Economists can always prove us wrong but, in general, smart people tend to be better off. This group, or HNWs in the modern politically correct age, have a lot of calls on their time whether related to work or leisure. The best way to quantify that worth is to express it as an hourly rate. Bearing in mind that the minimum wage is £5.80 an hour a wealthy individual should be valuing his time at a large multiple of that, say 10 fold, thus making each hour worth over £50. If this person’s time is so valuable why would he want to waste it doing something that adds no value, and in fact probably detracts value, from his net worth; like managing his own money?
Consider a wealthy individual with an equity portfolio of £100,000 that he manages himself. Let’s assume his portfolio outperforms a comparable index fund (tracking, say, the FTSE 100) by 2% a year, every year. In his first year the market rises 10% and his portfolio rises 12% so he has added £2,000 to his net worth. The question to be asked is how much of his time did it take to achieve that? If he devotes an hour a week to the task over a year and assuming he takes a few weeks off over Christmas and the summer it is reasonable to suppose he devoted 50 hours. That means he made £40 for each hour devoted to his portfolio. That is about £10 less than his market rate.

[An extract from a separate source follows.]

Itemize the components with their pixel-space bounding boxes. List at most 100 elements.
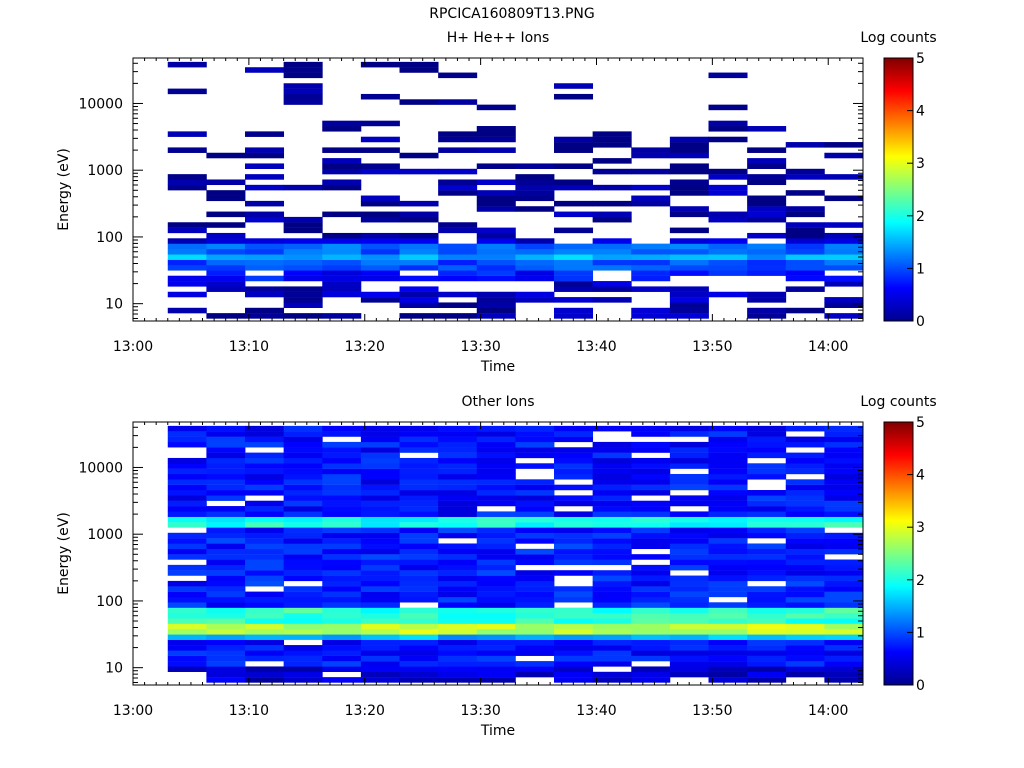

Implicit is these assumptions are three crucial factors. First that he always beats the market and secondly, that he does it on a net basis after his dealing costs and thirdly that his return is achieved at no higher risk than a tracker fund. If his superior return is only 1% more than the market his one hour a week drops to a net value of £20. Even to achieve that net return he will probably have to achieve an additional gain of 0.2% to cover dealing costs and stamp on the assumption he trades once a month and to cover the fixed costs for his brokerage account. More worrying is the risk he has incurred. Higher returns, especially from small portfolios, are usually generated by taking more risk. In a down year that means his losses are likely to be…
Hi McEssex, interesting post - essentially, you're arguing the case for efficient markets, ie. the efficent market hypothesis. This has been discussed at some length in the past - see http://www.stockopedia.com/content/re-efficient-market-hypothesis/32272 - and the general consensus here is that it's codswallop. Now the general consenus may be wrong, I accept (it often is - see below). Nevertheless, you will find many investors that frequent this site and other sites that are able to deliver returns well in excess of the market, perhaps not consistently but certainly more often than blind chance or random variance. How is that possible? It's because, even if stocks in the FTSE 100 are relatively liquid and efficiently priced, enormous inefficiencies do exist in the smaller end of the market. Taking advantage of them can be difficult with wide spreads, but nevertheless they do seem to be there. I'd rather taking my chances hunting for them than just blindly following the aggregated choices of a large group of fund managers, most of whom seem more interested in hogging out on fees rather than capital growth, via an index fund but that's a matter of preference.